Tuesday, November 11, 2014

What is holding you back?

Proper 21 A    Sept. 28, 2014 
St. David’s Church & St. Paul’s Cathedral
Exodus 17:1-7
Ps. 78:1-4, 12-16
Philippians 2:1-13
Matthew 21:23-32

Our lessons today – from Exodus and from Matthew – give church leadership a bad name. We are whiners, complainers. We change our minds at the drop of a hat. All we want to do is give the right answer and for the life of us, we don’t know what it is. On and on it goes, the conventional readings of these miserable lessons.

Yet, if we turned the gospel lesson on its head, a bit, we might get a different reading about both lessons. So let’s think about authority: what is authority? It is given to us: from above, often, if we are under orders to do something – if our power derives from someone above us who has expectations for what we are to do. In other cases, in democracy, for instance, authority comes from below, from the consent of the governed. In a democratic system, we have to live up to the expectations of the people who have elected us to lead them.

There is another kind of authority, as well. It is the authority of the past. This can be a kind of tyranny, especially if someone in the past has harmed us, or if we are filled with remorse over our own past wrongdoing. That remorse, those regrets, that person who wronged us – all of those things can have tremendous authority over us. Those memories can govern our present behavior, can direct our future, can make us afraid to take another step for fear of harming again, or being harmed in the same way. We can fear what we think we have to lose – that “authority of desire” or fear of losing what we have, can paralyze us. The tyrannical authority of our own past prevents us from living a full life now, and from living fully into the future.

There is something of that tyranny of the past that Jesus brings up in this encounter with the people around him. These people are worried about what they might lose. They are worried about doing the wrong thing. They cannot imagine a future other than one circumscribed by all of their past. They are paralyzed by Jesus’ “trick” questions. They think something might be happening around them, with this John the Baptist and this Jesus, but they cannot get out of the authority of their past long enough to see what it is.
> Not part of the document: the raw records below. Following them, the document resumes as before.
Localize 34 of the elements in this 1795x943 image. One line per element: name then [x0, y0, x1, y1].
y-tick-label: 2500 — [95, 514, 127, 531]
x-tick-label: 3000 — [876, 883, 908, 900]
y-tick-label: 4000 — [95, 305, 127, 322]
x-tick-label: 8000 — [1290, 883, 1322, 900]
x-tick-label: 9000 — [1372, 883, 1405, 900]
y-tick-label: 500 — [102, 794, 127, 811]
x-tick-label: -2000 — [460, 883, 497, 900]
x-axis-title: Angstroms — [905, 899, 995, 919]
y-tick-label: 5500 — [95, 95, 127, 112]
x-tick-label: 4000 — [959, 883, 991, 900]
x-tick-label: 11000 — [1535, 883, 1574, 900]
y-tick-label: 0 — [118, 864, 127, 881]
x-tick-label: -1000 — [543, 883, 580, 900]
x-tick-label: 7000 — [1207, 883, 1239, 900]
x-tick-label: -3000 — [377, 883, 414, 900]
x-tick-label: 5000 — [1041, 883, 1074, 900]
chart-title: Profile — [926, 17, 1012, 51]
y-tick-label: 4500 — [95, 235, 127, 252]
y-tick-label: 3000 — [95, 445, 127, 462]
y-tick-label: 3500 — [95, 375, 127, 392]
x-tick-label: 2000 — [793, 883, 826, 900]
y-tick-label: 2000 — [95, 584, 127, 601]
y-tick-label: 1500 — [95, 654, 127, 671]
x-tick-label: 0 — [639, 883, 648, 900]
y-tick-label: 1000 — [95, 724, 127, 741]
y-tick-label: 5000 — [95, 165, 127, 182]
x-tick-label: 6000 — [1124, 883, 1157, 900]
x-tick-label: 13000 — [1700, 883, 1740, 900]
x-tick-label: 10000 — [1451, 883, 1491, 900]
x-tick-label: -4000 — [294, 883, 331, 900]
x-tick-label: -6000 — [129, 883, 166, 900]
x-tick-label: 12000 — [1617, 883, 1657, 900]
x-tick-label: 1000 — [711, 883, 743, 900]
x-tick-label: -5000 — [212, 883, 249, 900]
You could make the same observation about the Israelites following Moses out of Egypt. This new life of freedom is hard, in the wilderness, so hard that it is nearly impossible for them to recognize the gifts of freedom and grace, of manna from heaven and water from the rock, that through Moses, God gives them. The authority of their past – their lives as slaves in Egypt – prevents them from this new life of grace, this new identity as the people of God.

I’m sure you recognize yourselves, or people you know, in these stories. I do. It is understandable to get caught up in the authority of our own pasts; after all, our experience is all we know. It is hard to imagine a better future – but that is exactly what God is doing here. God – unlike ourselves – does not count our past misdeeds, our grudges, complaints, mistakes or hurts against us. “God … refuses to define us by what we do (or what has been done to us), but instead regards us always and only as God’s beloved children.”[i]
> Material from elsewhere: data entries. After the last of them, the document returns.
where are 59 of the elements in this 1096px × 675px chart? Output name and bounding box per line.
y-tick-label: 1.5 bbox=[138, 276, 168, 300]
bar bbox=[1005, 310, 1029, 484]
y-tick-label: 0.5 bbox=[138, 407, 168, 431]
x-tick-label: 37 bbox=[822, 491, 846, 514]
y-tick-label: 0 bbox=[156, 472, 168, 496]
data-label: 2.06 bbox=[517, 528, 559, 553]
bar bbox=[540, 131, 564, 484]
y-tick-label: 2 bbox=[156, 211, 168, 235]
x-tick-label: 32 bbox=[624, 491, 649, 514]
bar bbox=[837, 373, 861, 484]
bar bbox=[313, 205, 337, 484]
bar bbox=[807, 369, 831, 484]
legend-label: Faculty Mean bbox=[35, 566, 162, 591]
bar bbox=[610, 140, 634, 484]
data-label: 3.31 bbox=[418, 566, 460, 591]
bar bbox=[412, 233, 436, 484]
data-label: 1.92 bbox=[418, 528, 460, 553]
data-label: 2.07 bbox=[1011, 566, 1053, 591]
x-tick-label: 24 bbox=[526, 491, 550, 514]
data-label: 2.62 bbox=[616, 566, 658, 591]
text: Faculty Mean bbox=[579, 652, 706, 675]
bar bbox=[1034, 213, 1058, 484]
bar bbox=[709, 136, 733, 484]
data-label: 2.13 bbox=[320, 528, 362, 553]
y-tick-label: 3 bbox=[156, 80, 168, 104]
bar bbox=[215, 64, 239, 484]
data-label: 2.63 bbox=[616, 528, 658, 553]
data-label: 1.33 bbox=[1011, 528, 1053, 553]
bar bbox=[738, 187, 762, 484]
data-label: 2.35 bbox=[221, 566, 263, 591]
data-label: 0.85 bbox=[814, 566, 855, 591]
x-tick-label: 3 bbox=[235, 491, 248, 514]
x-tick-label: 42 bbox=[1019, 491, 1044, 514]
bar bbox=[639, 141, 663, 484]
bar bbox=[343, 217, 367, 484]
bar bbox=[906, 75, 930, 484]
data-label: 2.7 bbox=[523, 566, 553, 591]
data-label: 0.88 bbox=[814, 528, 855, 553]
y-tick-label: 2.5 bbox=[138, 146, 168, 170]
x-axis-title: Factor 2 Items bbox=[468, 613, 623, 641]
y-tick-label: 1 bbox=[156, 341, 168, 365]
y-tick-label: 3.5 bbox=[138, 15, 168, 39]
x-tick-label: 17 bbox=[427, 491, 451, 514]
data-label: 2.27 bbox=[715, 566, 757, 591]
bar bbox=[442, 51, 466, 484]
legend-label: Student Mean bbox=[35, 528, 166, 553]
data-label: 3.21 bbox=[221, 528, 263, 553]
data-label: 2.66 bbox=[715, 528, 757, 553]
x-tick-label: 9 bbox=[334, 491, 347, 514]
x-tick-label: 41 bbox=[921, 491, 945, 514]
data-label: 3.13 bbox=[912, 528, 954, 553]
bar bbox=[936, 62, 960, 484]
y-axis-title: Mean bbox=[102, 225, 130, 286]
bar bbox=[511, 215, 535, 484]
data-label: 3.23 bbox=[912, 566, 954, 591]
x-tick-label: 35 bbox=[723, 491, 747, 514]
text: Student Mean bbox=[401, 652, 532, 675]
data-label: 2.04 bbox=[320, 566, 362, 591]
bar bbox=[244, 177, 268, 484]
How do we learn this radical obedience to a joyful and welcoming God? Who are our gospel role
models for such behavior? Probably not the “people like us” from those pages – probably not the well-behaved establishment types, probably not the chief priests and elders. We learn radical obedience to a joyful and welcoming God from our gospel role models who lived at the bottom of the social heap. From the tax collectors and prostitutes. From all those people Jesus healed. From people Jesus moved from exclusion to the inside, from the street to the table. People who gathered hungry on a mountaintop and left fed and full in body and spirit. People who realized that could be free from a past that bound them to a restricted and unhappy life, and instead move into a new and fuller future where they recognized with their own eyes, touched with their own hands, and tasted with their own senses all the delicious, delightful, sparkling and wonderful gifts God had given them. That’s the future I want. That’s the future we can all have.